I think I’ve grown beyond anger and the desire to retaliate. I think I’ve been blessed with a forgiving spirit, in answer to my prayers. I didn’t choose to write that book. I really wanted to get back to talking pigs and hoptoads (as found in my seven-book fantasy series, The Gates of Heaven), but God laughed at my plans, as the saying goes.

Conundrums are brain teasers, puzzles. My brothers and I spent years quizzing and challenging each other to solve these strange scenarios that made no sense. Clearly, I couldn’t have picked a more apropos title for the insoluble mystery surrounding my father’s death.

For how can someone just decide one day to die, and give himself leukemia? But that is one of the stories I was told after my father died at age 33, leaving my mother to raise three small children. I was later told he—a mathematician at Lockheed—had for some reason volunteered for a dangerous experiment. Supposedly others in his department had volunteered and they all died shortly thereafter of leukemia.

It wasn’t until a couple of years ago, circa 2019, that I learned–to my shock–that my father had no doubt been exposed to radiation (gobs of it) at the site of THE worst nuclear plant “meltdown” in history. And the secret and the thousands of resultant deaths were covered up for decades. There have been subsequent movies, news specials, and documentaries on this, and children living in that area of Los Angeles are still being born with birth defects. Sixty years later.

Back when I worked on Conundrum, in 2009, I started questioning and researching. Which led me to reconnect with my uncle—my father’s only blood brother—to learn more. He never heard of such an experiment and was close to my father. He sent me an enigmatic letter my dad had written before he died, revealing that the fairy-tale marriage between my parents was a sham and a cause of great pain for him.

I turned this personal history into a mystery that has no clear answers, because real life is usually like that. Everyone in this book either lies or has been lied to. And although my protagonist wants to save her suicidal brother with truth from their past, she finds she can only save herself, and by the skin of her teeth.

So, this inner and outer journey blurred the line of truth for me as I wove fact into fiction. I doubt I will ever know the truth in this life. Perhaps, though, my novel will help others who have been betrayed by their family, reveal something about bipolar depression, and bring something redemptive out the ashes of my own pain.

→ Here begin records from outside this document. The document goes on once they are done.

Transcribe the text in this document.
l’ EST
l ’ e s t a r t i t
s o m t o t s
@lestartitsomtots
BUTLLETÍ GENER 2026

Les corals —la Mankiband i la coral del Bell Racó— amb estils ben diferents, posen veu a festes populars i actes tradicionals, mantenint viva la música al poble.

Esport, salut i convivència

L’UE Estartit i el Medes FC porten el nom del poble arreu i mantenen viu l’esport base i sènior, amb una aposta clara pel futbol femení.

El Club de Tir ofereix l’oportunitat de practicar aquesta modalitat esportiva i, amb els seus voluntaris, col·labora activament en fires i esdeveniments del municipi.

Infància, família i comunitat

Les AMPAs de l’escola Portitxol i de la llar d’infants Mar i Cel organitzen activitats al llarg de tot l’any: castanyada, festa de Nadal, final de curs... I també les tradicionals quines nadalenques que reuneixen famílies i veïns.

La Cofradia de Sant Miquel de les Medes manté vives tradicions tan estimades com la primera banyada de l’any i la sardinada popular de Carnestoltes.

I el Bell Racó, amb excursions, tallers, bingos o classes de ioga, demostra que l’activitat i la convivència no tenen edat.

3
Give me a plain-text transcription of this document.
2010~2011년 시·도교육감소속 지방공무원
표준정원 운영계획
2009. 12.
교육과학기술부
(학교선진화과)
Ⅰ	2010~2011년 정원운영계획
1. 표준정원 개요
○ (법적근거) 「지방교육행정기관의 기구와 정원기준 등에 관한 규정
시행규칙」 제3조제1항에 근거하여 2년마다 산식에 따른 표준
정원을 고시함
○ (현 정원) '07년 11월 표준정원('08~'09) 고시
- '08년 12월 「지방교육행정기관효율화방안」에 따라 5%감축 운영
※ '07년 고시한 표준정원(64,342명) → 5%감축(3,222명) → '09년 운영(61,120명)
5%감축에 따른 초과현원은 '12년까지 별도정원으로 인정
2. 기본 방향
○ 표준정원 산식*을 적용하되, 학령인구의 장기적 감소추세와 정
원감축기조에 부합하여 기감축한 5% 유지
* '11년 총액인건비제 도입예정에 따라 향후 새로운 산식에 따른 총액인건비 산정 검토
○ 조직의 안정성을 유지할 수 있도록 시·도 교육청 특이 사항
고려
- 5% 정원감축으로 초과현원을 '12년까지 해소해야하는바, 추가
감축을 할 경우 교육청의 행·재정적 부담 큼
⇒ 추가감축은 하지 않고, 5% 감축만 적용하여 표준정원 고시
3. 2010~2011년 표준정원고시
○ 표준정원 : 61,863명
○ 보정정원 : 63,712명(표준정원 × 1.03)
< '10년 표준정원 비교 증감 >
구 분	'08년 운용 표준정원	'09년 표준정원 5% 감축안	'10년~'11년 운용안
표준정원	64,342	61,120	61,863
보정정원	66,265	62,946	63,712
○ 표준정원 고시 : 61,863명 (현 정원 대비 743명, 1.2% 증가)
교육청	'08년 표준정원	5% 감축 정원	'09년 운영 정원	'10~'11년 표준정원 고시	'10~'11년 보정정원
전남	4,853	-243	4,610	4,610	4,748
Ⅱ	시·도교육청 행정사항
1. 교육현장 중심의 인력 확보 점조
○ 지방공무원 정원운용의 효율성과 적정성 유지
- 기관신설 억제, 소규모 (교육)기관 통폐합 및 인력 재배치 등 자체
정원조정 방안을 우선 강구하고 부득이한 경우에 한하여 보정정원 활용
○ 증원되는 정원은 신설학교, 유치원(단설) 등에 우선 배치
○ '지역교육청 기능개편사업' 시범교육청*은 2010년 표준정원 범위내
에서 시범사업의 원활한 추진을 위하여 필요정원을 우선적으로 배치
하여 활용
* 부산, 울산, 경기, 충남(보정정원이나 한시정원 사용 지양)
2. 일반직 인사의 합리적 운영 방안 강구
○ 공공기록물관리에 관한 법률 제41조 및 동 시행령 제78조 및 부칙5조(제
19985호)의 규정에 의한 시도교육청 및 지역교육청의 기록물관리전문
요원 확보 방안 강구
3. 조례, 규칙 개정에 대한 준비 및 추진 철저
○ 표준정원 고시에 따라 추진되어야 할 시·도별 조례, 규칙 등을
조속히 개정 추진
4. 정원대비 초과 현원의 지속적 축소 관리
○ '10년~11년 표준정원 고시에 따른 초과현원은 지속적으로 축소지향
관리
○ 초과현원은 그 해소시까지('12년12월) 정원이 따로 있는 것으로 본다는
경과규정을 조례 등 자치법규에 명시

I’ve talked with others who have found healing and peace through the exploration of putting their story into words. My books have always taught me many important things and often serve a s a mirror to my viewpoint and imperfections. When writing The Map Across Time, I was startled when I realized Adin and Aletha, twins, together made up the aspects of my whole personality but apart reflected the disjointedness I often suffered. The eyes of my heart are often enlightened as I write. Or afterward. My hope is that all writers experience such growth and insight as they tell their stories.

What have you emotionally experienced while writing your fictional stories? Does the experience ever teach you things about yourself? Share in the comments.